Le Voyage Définitif – Le Rendez-vous Inéluctable

Il y avait quelque chose qui me harcelait à l’arrière de mon esprit : je devais répondre à une lettre très importante que j’avais reçue, et je devais le faire à tout prix. Ce qui m’en avait empêché était un mélange d’indolence et d’un profond désir de plaire. Mon ami anthropologue, responsable de ma rencontre avec don Juan Matus, m’avait écrit une lettre quelques mois plus tôt. Il voulait savoir comment j’allais dans mes études d’anthropologie et m’exhortait à lui rendre visite.

J’ai composé trois longues lettres. En relisant chacune d’elles, je les ai trouvées si banales et obséquieuses que je les ai déchirées. Je ne pouvais y exprimer la profondeur de ma gratitude, la profondeur de mes sentiments pour lui. J’ai rationalisé mon retard à répondre par une résolution sincère d’aller le voir et de lui dire personnellement ce que je faisais avec don Juan Matus, mais je n’arrêtais pas de reporter mon voyage imminent parce que je n’étais pas sûr de ce que je faisais avec don Juan. Je voulais un jour montrer à mon ami de vrais résultats. En l’état, je n’avais que de vagues ébauches de possibilités qui, à ses yeux exigeants, n’auraient de toute façon pas été du travail de terrain anthropologique.

Un jour, j’ai appris qu’il était mort. Sa mort m’a plongé dans une de ces dangereuses dépressions silencieuses. Je n’avais aucun moyen d’exprimer ce que je ressentais car ce que je ressentais n’était pas entièrement formulé dans mon esprit. C’était un mélange d’abattement, de découragement et d’horreur de moi-même pour ne pas avoir répondu à sa lettre, pour ne pas être allé le voir.
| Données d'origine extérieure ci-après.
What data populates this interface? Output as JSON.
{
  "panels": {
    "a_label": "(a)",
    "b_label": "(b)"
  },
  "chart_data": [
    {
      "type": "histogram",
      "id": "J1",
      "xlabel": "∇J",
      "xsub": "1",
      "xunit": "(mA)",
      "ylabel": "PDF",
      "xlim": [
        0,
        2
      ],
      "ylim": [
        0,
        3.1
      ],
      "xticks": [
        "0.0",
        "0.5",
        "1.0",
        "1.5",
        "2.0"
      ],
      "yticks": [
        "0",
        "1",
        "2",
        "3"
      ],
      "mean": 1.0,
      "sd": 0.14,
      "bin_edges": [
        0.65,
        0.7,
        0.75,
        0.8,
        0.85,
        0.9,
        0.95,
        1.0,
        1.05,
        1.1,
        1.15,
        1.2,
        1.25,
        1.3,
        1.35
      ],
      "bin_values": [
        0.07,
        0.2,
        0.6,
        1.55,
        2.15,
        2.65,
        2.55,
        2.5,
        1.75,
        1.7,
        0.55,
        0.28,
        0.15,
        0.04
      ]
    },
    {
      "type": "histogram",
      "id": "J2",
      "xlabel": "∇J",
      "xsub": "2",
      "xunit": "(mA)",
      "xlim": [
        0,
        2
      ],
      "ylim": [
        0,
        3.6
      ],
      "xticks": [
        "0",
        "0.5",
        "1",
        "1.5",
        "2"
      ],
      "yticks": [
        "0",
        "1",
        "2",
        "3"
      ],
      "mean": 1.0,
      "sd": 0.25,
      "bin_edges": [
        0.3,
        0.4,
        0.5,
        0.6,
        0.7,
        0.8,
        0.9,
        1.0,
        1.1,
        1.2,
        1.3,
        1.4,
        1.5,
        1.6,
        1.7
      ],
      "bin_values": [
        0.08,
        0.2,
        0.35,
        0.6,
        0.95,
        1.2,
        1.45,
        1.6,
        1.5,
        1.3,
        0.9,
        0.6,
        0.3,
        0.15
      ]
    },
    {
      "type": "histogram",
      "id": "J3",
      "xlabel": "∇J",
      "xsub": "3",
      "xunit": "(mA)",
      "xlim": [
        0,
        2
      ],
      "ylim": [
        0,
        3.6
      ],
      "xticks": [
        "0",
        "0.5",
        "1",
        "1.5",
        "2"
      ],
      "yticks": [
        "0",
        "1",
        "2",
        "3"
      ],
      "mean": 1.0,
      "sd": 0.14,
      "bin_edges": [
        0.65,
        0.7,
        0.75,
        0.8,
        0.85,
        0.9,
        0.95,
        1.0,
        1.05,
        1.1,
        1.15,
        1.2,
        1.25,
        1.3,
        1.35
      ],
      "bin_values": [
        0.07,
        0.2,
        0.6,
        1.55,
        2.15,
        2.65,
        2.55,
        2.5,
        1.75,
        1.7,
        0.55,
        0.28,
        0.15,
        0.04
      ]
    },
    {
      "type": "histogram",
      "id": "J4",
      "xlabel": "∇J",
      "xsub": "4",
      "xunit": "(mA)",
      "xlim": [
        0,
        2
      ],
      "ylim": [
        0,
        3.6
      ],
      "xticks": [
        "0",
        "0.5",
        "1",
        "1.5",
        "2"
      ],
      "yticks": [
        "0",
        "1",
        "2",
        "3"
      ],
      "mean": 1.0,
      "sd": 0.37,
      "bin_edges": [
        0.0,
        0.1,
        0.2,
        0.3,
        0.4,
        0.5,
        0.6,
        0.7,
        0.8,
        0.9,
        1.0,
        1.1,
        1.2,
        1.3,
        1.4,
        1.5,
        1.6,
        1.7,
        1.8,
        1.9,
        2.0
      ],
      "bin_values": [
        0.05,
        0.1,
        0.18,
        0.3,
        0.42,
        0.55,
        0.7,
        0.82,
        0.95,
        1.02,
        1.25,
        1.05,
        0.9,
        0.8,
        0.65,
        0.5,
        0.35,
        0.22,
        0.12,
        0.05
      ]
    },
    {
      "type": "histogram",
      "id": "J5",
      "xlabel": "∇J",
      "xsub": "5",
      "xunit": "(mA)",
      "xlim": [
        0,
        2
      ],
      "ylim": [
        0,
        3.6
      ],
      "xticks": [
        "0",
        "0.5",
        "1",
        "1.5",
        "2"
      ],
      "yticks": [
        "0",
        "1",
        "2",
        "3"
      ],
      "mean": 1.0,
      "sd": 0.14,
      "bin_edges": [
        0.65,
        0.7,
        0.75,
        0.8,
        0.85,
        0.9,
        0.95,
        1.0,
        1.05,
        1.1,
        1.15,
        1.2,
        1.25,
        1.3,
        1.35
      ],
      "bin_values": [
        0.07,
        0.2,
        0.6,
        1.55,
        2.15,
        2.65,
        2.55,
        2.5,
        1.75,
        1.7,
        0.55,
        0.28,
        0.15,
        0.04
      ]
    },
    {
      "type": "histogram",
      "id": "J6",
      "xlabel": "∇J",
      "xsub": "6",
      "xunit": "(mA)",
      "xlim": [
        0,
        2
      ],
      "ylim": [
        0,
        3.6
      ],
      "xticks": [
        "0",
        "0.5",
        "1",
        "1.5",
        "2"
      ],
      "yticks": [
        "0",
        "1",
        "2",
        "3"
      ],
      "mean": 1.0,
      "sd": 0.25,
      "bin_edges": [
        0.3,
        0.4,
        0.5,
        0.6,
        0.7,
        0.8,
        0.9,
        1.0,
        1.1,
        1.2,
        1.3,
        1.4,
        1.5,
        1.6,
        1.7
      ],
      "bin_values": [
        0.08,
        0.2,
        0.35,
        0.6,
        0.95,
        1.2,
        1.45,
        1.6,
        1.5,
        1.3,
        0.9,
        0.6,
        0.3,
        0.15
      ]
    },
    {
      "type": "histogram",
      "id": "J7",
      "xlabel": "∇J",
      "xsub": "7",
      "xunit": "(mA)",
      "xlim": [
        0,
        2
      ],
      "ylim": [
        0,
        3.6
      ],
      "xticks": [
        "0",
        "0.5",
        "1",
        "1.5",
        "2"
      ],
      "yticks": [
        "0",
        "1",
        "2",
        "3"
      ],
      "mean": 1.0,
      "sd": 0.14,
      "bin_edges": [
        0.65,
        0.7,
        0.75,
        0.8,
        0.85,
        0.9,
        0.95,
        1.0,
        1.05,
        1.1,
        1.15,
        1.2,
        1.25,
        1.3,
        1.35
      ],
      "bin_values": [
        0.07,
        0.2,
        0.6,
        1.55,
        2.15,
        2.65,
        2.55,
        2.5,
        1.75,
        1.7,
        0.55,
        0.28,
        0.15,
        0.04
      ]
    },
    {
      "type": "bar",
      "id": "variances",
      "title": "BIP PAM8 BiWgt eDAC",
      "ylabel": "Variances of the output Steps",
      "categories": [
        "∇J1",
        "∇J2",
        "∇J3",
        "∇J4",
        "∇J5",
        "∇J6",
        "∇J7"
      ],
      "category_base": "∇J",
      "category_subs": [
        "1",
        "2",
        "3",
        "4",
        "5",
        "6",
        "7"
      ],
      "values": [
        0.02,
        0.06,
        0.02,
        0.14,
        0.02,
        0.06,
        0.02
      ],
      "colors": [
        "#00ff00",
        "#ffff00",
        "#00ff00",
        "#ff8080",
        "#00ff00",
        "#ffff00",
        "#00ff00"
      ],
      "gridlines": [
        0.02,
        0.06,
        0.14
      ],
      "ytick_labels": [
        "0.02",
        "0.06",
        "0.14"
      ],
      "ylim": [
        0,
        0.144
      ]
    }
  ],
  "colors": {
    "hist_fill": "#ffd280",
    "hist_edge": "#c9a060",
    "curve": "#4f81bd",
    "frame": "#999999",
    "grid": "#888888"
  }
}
J’ai rendu visite à don Juan Matus peu de temps après. En arrivant chez lui, je me suis assis sur l’une des caisses sous sa ramada et j’ai essayé de chercher des mots qui ne sonneraient pas banals pour exprimer mon sentiment d’abattement face à la mort de mon ami. Pour des raisons incompréhensibles pour moi, don Juan connaissait l’origine de mon trouble et la raison manifeste de ma visite.

« Oui », dit sèchement don Juan. « Je sais que votre ami, l’anthropologue qui vous a guidé jusqu’à moi, est mort. Pour une raison ou une autre, j’ai su exactement le moment de sa mort. Je l’ai vu. »

Ses déclarations m’ont ébranlé jusqu’aux fondations.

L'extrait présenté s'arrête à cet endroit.